Understanding that keeping up with nine feedback behaviors is a bit ponderous for any clinical teacher, Hewson and Little offer some assistance. They organized the feedback behaviors in their study into a larger framework for feedback outlined in their Table 2.7 Future studies using such methods as factor analysis will determine if the individual feedback techniques apply to the theoretical constructs of their model. But for now, educators will find this framework useful for augmenting their understanding and recall of this important teaching skill. Stated simply, teachers are to encourage learners to participate in an effort to move them toward mutually acceptable goals (climate). Along the way, teachers should determine the learners' level of understanding about their progress toward the educational goals (elicitation), then teachers are to detail their assessments of the learners' progress, while balancing the number of corrective and reinforcing comments and avoiding statements that are not based on verified behaviors (diagnosis and feedback). Finally, teachers and learners should work together to establish a plan of action to help the learners to improve, and before adjourning, they should agree on the fairness of the feedback discussed (application and review).

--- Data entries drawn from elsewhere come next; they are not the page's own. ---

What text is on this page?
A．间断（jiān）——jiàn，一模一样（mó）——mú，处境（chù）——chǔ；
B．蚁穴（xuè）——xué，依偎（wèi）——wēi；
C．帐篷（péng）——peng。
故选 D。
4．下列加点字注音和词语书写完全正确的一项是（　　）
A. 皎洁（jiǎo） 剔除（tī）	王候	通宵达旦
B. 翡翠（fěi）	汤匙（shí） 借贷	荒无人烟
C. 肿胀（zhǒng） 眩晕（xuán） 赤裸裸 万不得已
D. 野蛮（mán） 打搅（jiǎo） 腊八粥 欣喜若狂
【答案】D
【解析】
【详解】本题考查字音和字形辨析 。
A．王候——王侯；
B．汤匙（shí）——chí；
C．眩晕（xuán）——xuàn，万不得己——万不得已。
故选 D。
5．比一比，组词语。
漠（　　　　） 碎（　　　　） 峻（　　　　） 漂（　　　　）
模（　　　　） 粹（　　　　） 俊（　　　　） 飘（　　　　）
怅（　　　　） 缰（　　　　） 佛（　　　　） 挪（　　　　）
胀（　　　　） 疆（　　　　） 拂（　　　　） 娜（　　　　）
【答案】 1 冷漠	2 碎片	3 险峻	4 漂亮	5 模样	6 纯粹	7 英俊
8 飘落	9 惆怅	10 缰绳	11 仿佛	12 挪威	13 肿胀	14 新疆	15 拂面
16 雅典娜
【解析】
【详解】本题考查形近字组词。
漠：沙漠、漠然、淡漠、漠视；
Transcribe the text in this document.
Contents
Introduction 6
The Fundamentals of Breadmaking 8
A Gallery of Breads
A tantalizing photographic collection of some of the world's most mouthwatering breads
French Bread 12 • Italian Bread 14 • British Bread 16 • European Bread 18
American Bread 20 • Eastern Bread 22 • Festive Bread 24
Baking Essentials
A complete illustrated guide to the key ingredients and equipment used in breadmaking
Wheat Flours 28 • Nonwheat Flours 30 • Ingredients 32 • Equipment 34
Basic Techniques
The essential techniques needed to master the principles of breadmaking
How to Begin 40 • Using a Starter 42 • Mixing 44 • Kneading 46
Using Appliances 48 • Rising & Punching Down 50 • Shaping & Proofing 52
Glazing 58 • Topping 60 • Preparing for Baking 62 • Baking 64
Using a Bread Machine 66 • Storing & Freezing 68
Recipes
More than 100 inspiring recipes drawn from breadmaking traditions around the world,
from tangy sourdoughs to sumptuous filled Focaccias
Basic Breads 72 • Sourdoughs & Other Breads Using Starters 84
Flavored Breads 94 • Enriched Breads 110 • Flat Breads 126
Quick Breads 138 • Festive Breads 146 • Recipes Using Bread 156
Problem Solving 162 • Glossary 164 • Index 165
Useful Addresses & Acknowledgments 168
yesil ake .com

Providing feedback is a small price to pay to help learners advance. The benefits will be realized when teachers agree about the importance of feedback and learn a few tips on how to provide it. Feedback is an ongoing process, but not all of the available techniques can be used at all times. Clinical instructors can learn to discern the teachable moments and tailor their feedback accordingly. For example, a focused discussion on a student's bedside presentation may be appropriate on the way to get coffee after the first day of rounds (this author calls this “feedback on the fly”), while a more extensive interchange about other behaviors of the student may occur in private halfway through the rotation. What student would not welcome such input? Watching the student grow, what teacher would hesitate to provide it? Whether received or given, feedback is a gift that is not to be ignored, but revered and pursued.—Anderson Spickard III, MD, MS, Vanderbilt University School of Medicine, Nashville, Tenn.